The fire, which reached temperatures of 1000 °C, destroyed upwards of a thousand vehicles inside the car park and caused extensive damage to the building itself. In an interview with the BBC Joe Anderson said it was unlikely the building could now be saved. The Mayor went on to state in his letter there was a “question of their efficacy in dealing with petrol based fires”, but the statistics show that the opposite is true.
According to the UK Fire Statistics, there were 162 car park fires between 1994 and 2005 in which a fixed fire suppression system was present. Automatic sprinklers extinguished or contained 100 of these fires; and in only 1% of cases did the sprinklers operate but fail to contain or extinguish the fire. It is assumed that the remainder of the fires were too small to actuate the sprinklers, or were contained quickly by other means. This 99% success rate of activated sprinkler systems containing or extinguishing car park fires lays to rest the myth that sprinklers are ineffective at controlling fires in this setting.
While the car park met current Building Regulations, this only means that the building complies – not that it is resilient. The Regulations are designed with life safety in mind and in this case they worked and everyone got out without injury. However, property protection is not considered and as such a fire which destroys a structure entirely can still be considered a success. This is fundamentally wrong.
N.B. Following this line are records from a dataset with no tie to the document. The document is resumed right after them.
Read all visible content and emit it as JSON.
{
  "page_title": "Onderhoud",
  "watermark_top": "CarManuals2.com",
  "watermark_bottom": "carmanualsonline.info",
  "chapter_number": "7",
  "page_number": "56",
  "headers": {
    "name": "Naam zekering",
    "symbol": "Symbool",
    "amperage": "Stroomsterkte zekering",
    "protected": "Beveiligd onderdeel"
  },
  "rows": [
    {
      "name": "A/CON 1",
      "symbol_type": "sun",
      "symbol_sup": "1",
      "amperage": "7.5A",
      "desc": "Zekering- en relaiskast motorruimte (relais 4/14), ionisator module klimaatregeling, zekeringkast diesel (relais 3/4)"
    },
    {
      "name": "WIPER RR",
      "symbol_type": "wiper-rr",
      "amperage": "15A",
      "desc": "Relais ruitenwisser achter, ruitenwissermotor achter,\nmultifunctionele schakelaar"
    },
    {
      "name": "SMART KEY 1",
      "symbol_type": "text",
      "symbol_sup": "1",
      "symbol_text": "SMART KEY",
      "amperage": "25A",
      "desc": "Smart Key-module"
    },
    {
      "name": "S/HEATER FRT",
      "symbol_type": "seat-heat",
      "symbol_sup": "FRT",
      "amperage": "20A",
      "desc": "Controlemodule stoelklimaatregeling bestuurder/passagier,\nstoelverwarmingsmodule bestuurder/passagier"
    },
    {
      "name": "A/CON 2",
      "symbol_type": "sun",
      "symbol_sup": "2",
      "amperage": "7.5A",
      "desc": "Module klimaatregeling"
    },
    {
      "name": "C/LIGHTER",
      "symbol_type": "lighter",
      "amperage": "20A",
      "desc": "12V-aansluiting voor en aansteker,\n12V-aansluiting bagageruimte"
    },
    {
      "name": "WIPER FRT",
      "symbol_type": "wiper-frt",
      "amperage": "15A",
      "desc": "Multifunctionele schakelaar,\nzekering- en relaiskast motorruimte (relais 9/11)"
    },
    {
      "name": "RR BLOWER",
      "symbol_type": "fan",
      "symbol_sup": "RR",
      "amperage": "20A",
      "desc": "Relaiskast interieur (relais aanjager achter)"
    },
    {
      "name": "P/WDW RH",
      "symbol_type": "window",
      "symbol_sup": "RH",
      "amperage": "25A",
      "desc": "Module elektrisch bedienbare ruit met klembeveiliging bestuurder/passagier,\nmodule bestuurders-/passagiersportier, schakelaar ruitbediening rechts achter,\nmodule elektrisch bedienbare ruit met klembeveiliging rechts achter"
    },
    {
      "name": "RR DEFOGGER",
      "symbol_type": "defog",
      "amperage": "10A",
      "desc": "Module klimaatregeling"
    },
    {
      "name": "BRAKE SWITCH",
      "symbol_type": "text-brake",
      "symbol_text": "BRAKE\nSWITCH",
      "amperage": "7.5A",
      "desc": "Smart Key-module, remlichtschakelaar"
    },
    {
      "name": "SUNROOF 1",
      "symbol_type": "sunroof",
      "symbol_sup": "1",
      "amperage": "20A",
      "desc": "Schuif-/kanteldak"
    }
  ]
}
As a result of the lack of focus on property protection it has been estimated by the Association of British Insurers that £20m of claims will be paid out to insurance customers for the loss of vehicles and possessions in the fire. The construction cost of the building itself has been estimated to be in the range of £15m, bringing the total cost of property damage to an estimated £35m. However, the total cost of the fire will be far larger when the effect on the city as a whole is taken into account.
The loss of the car park’s 1,600 spaces, charged at £15 per day, means a potential £24,000 of lost revenue daily, and the car park may not reopen for a year or longer. If it takes 18 months to reopen, this will mean potential lost earnings of £13,140,000. Visitors will seek alternative places to park, causing confusion and congestion and potentially cancelled visits should suitable alternative parking not be found. The ripple effect from this will be felt by businesses in the area who could previously expect custom from those parked in the multi-storey, who will now be spending less time in the town as they search for alternative places to park.
Initial estimates of the cost of installing a sprinkler system in the car park have fallen within the range of £600k to £950k; considerably lower than the costs incurred as a result of the fire – costs that not only affect the Liverpool Echo Arena but smaller businesses and the city as a whole.
Despite the evidence of the effectiveness of sprinklers in car parks and the resultant costs of a fire such as this one, the regulatory guidance for building safety does not call for the installation of sprinklers. The regulations concern themselves solely with life safety and do not take into account the wider economic effects of fire.
Compliance with the regulations as they stand offers the bare minimum standards, rather than adequate resilience. By the existing regulations’ measure, the fire was a success as no one was injured. However, to consider the Liverpool car park fire a ‘success’ would be a difficult pill to swallow for many people, and for this reason the BSA backs the call for a review of building regulations with regards to the installation of sprinklers across the built environment.